MAHOPAC, NY – Gail Fiero said her family was devastated on Thanksgiving morning to find that their three pet goats had been abused: held down and spray painted, then sickened by eating several magazines left behind by their abuser – pornographic magazines at that.
“We feel terrible about it,” she said yesterday. “These animals are part of our family and to think that someone intentionally hurt them is horrible. I’m heartsick about this. I can’t imagine that someone would have so little regard for life.”
Drew A. Gagnon of Mahopac, 37, is due in Carmel Town Court on Monday, charged with third-degree burglary, a felony, plus three misdemeanor counts of animal-cruelty and one of third-degree criminal trespass, police said. A 34-year-old friend police said drove him to the scene faces a misdemeanor criminal-facilitation charge.
Gagnon is accused of breaking into the Fiero barn on Croton Falls Road about 2 a.m. Thursday, spray painting the three goats in their genital area with bright orange paint and leaving the magazines, police said.
“They weren’t the nicest magazines,” said police Lt. Brian Karst, who said Gagnon may have been involved in some kind of ongoing harassment of the Fiero family.
The Boer goats – two males and a female -got sick after eating the magazines, according to their veterinarian.
In a letter to Carmel police, the vet, Dr. Stacey R. Dallas of Roxbury, Conn., said the animals’ health was endangered.

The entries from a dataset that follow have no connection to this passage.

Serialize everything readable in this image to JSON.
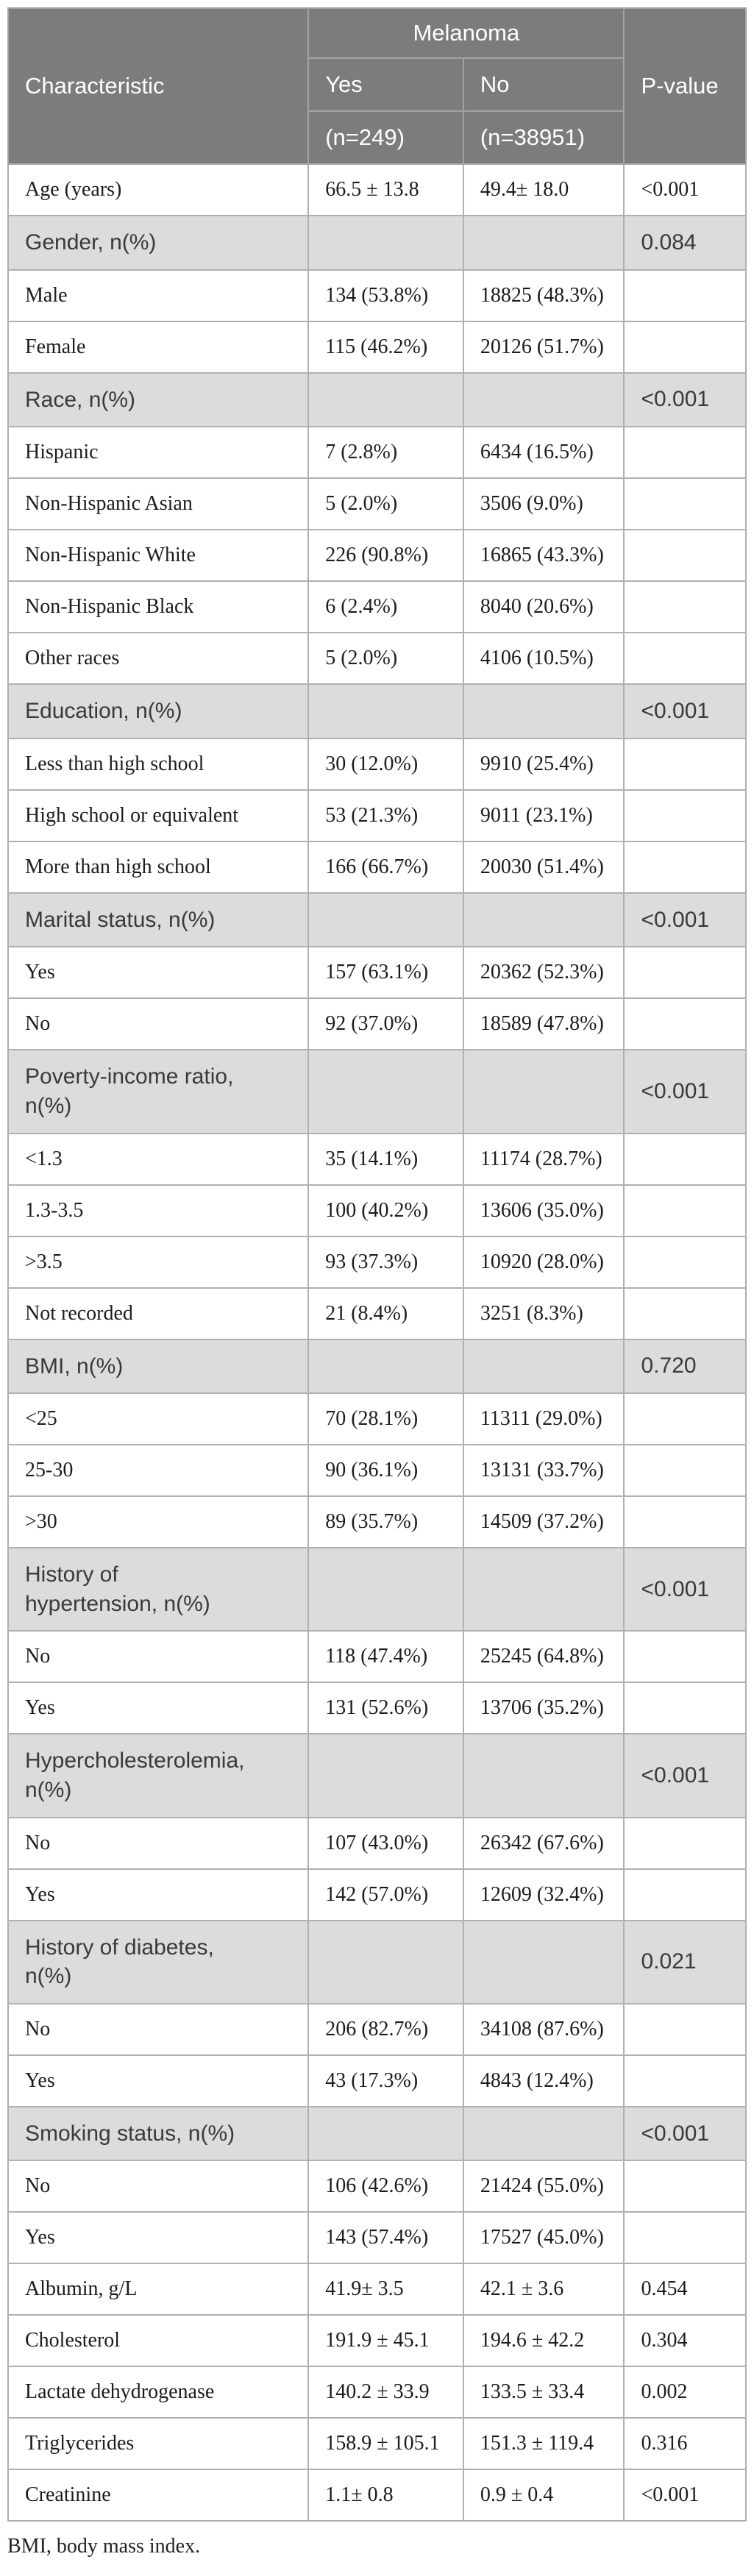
{
  "table": {
    "header": {
      "characteristic": "Characteristic",
      "group": "Melanoma",
      "col_yes": "Yes",
      "col_no": "No",
      "n_yes": "(n=249)",
      "n_no": "(n=38951)",
      "p_value": "P-value"
    },
    "rows": [
      {
        "type": "data",
        "label": "Age (years)",
        "yes": "66.5 ± 13.8",
        "no": "49.4± 18.0",
        "p": "<0.001"
      },
      {
        "type": "section",
        "label": "Gender, n(%)",
        "p": "0.084"
      },
      {
        "type": "data",
        "label": "Male",
        "yes": "134 (53.8%)",
        "no": "18825 (48.3%)"
      },
      {
        "type": "data",
        "label": "Female",
        "yes": "115 (46.2%)",
        "no": "20126 (51.7%)"
      },
      {
        "type": "section",
        "label": "Race, n(%)",
        "p": "<0.001"
      },
      {
        "type": "data",
        "label": "Hispanic",
        "yes": "7 (2.8%)",
        "no": "6434 (16.5%)"
      },
      {
        "type": "data",
        "label": "Non-Hispanic Asian",
        "yes": "5 (2.0%)",
        "no": "3506 (9.0%)"
      },
      {
        "type": "data",
        "label": "Non-Hispanic White",
        "yes": "226 (90.8%)",
        "no": "16865 (43.3%)"
      },
      {
        "type": "data",
        "label": "Non-Hispanic Black",
        "yes": "6 (2.4%)",
        "no": "8040 (20.6%)"
      },
      {
        "type": "data",
        "label": "Other races",
        "yes": "5 (2.0%)",
        "no": "4106 (10.5%)"
      },
      {
        "type": "section",
        "label": "Education, n(%)",
        "p": "<0.001"
      },
      {
        "type": "data",
        "label": "Less than high school",
        "yes": "30 (12.0%)",
        "no": "9910 (25.4%)"
      },
      {
        "type": "data",
        "label": "High school or equivalent",
        "yes": "53 (21.3%)",
        "no": "9011 (23.1%)"
      },
      {
        "type": "data",
        "label": "More than high school",
        "yes": "166 (66.7%)",
        "no": "20030 (51.4%)"
      },
      {
        "type": "section",
        "label": "Marital status, n(%)",
        "p": "<0.001"
      },
      {
        "type": "data",
        "label": "Yes",
        "yes": "157 (63.1%)",
        "no": "20362 (52.3%)"
      },
      {
        "type": "data",
        "label": "No",
        "yes": "92 (37.0%)",
        "no": "18589 (47.8%)"
      },
      {
        "type": "section",
        "label": "Poverty-income ratio,\nn(%)",
        "p": "<0.001"
      },
      {
        "type": "data",
        "label": "<1.3",
        "yes": "35 (14.1%)",
        "no": "11174 (28.7%)"
      },
      {
        "type": "data",
        "label": "1.3-3.5",
        "yes": "100 (40.2%)",
        "no": "13606 (35.0%)"
      },
      {
        "type": "data",
        "label": ">3.5",
        "yes": "93 (37.3%)",
        "no": "10920 (28.0%)"
      },
      {
        "type": "data",
        "label": "Not recorded",
        "yes": "21 (8.4%)",
        "no": "3251 (8.3%)"
      },
      {
        "type": "section",
        "label": "BMI, n(%)",
        "p": "0.720"
      },
      {
        "type": "data",
        "label": "<25",
        "yes": "70 (28.1%)",
        "no": "11311 (29.0%)"
      },
      {
        "type": "data",
        "label": "25-30",
        "yes": "90 (36.1%)",
        "no": "13131 (33.7%)"
      },
      {
        "type": "data",
        "label": ">30",
        "yes": "89 (35.7%)",
        "no": "14509 (37.2%)"
      },
      {
        "type": "section",
        "label": "History of\nhypertension, n(%)",
        "p": "<0.001"
      },
      {
        "type": "data",
        "label": "No",
        "yes": "118 (47.4%)",
        "no": "25245 (64.8%)"
      },
      {
        "type": "data",
        "label": "Yes",
        "yes": "131 (52.6%)",
        "no": "13706 (35.2%)"
      },
      {
        "type": "section",
        "label": "Hypercholesterolemia,\nn(%)",
        "p": "<0.001"
      },
      {
        "type": "data",
        "label": "No",
        "yes": "107 (43.0%)",
        "no": "26342 (67.6%)"
      },
      {
        "type": "data",
        "label": "Yes",
        "yes": "142 (57.0%)",
        "no": "12609 (32.4%)"
      },
      {
        "type": "section",
        "label": "History of diabetes,\nn(%)",
        "p": "0.021"
      },
      {
        "type": "data",
        "label": "No",
        "yes": "206 (82.7%)",
        "no": "34108 (87.6%)"
      },
      {
        "type": "data",
        "label": "Yes",
        "yes": "43 (17.3%)",
        "no": "4843 (12.4%)"
      },
      {
        "type": "section",
        "label": "Smoking status, n(%)",
        "p": "<0.001"
      },
      {
        "type": "data",
        "label": "No",
        "yes": "106 (42.6%)",
        "no": "21424 (55.0%)"
      },
      {
        "type": "data",
        "label": "Yes",
        "yes": "143 (57.4%)",
        "no": "17527 (45.0%)"
      },
      {
        "type": "data",
        "label": "Albumin, g/L",
        "yes": "41.9± 3.5",
        "no": "42.1 ± 3.6",
        "p": "0.454"
      },
      {
        "type": "data",
        "label": "Cholesterol",
        "yes": "191.9 ± 45.1",
        "no": "194.6 ± 42.2",
        "p": "0.304"
      },
      {
        "type": "data",
        "label": "Lactate dehydrogenase",
        "yes": "140.2 ± 33.9",
        "no": "133.5 ± 33.4",
        "p": "0.002"
      },
      {
        "type": "data",
        "label": "Triglycerides",
        "yes": "158.9 ± 105.1",
        "no": "151.3 ± 119.4",
        "p": "0.316"
      },
      {
        "type": "data",
        "label": "Creatinine",
        "yes": "1.1± 0.8",
        "no": "0.9 ± 0.4",
        "p": "<0.001"
      }
    ],
    "footnote": "BMI, body mass index.",
    "colors": {
      "header_bg": "#7c7c7c",
      "header_text": "#ffffff",
      "section_bg": "#dcdcdc",
      "border": "#b0b0b0",
      "header_border": "#a3a3a3",
      "body_text": "#1c1c1c",
      "section_text": "#3a3a3a"
    }
  }
}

“The goats were spray painted with potentially toxic paint, which, once absorbed into the circulatory system, could have life-threatening effects on the gastrointestinal system, kidneys and nervous system. The noxious fumes inhaled could also have detrimental effects on their respiratory system,” Dallas wrote. “The spray paint was applied specifically on the genitalia of the goats making it blatantly obvious that these animals were tortured.”

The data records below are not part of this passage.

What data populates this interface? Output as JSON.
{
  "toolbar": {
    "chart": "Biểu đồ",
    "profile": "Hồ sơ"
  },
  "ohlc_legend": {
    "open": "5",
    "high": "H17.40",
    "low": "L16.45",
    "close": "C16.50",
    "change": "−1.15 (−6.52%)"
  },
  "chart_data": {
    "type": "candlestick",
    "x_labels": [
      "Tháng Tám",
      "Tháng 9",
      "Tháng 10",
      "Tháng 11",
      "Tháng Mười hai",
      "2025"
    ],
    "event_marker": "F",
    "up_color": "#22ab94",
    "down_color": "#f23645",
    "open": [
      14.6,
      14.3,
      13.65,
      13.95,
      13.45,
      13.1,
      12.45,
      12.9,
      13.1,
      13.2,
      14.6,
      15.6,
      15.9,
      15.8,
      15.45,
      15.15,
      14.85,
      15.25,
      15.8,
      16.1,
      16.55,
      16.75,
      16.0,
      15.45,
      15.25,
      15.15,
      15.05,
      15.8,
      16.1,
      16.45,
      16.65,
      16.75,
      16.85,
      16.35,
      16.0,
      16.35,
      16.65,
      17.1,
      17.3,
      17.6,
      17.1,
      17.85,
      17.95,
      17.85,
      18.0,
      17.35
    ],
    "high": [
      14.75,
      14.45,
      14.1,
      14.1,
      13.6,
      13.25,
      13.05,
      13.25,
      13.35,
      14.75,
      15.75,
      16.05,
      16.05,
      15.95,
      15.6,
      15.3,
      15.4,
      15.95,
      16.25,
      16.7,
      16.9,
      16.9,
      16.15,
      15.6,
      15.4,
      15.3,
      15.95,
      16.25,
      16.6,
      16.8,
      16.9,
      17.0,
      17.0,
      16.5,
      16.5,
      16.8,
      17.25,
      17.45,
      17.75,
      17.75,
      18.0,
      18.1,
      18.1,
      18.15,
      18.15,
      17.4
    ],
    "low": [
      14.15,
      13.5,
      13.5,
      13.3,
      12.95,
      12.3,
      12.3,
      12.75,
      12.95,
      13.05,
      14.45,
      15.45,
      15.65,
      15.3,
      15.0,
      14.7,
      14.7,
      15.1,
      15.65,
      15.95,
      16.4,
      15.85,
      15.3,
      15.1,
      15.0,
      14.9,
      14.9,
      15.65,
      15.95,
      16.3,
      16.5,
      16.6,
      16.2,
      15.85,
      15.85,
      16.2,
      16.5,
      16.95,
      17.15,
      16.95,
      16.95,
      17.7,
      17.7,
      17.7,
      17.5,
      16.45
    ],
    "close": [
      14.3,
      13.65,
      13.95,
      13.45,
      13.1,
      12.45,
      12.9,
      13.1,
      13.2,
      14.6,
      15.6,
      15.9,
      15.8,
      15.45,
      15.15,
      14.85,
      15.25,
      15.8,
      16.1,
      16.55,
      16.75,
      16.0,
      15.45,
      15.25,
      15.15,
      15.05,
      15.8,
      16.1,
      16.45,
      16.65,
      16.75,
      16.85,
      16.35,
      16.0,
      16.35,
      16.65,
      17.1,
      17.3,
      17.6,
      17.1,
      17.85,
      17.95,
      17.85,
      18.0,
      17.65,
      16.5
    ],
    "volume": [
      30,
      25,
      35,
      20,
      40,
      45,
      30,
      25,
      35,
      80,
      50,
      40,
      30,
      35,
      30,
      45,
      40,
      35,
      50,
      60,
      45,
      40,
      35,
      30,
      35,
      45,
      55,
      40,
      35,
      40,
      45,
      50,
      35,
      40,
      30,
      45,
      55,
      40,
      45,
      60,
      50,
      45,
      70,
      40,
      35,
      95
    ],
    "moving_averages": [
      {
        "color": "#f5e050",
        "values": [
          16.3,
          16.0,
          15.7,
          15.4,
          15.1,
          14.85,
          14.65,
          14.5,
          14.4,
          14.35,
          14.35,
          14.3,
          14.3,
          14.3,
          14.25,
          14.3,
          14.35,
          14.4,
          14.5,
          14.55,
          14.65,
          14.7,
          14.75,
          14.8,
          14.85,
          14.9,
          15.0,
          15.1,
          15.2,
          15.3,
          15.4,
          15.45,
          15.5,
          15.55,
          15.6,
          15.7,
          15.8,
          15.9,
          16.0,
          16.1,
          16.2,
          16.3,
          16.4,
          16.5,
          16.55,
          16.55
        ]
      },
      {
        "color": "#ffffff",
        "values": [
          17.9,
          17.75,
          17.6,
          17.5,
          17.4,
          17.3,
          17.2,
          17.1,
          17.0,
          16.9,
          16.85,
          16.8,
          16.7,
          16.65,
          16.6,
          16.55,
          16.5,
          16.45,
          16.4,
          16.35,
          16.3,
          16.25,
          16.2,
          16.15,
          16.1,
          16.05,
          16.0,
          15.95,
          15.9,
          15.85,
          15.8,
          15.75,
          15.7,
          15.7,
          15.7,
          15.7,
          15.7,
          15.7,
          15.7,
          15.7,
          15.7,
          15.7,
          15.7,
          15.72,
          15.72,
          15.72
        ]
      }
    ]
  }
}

Fiero, 58, said her son, Bryce, 32, owns the goats, and the family was only happy that her two grandchildren were not the ones to discover what happened.
“But they were quite upset to hear about it,” she said.
Two of the goats -a 4-year-old neutered male and a 2 1/2 -year-old female – suffered gastrointestinal ailments from eating the magazines and the third, a 1-year-old male, also had to be treated for a swollen right front leg that apparently was hurt when it was held down to be painted, Dallas wrote.
Officers Ernie Iarussi and Justin Fisher responded to the barn on Thursday and arrested the two suspects Friday night.
Although most Boer goats raised in the United States are used for meat, the animals make good pets, said Robert Swize, executive director of the Texas-based American Boer Goat Association.
“Most of the Boer goats are very docile, which is why some people will keep them as pets,” he said.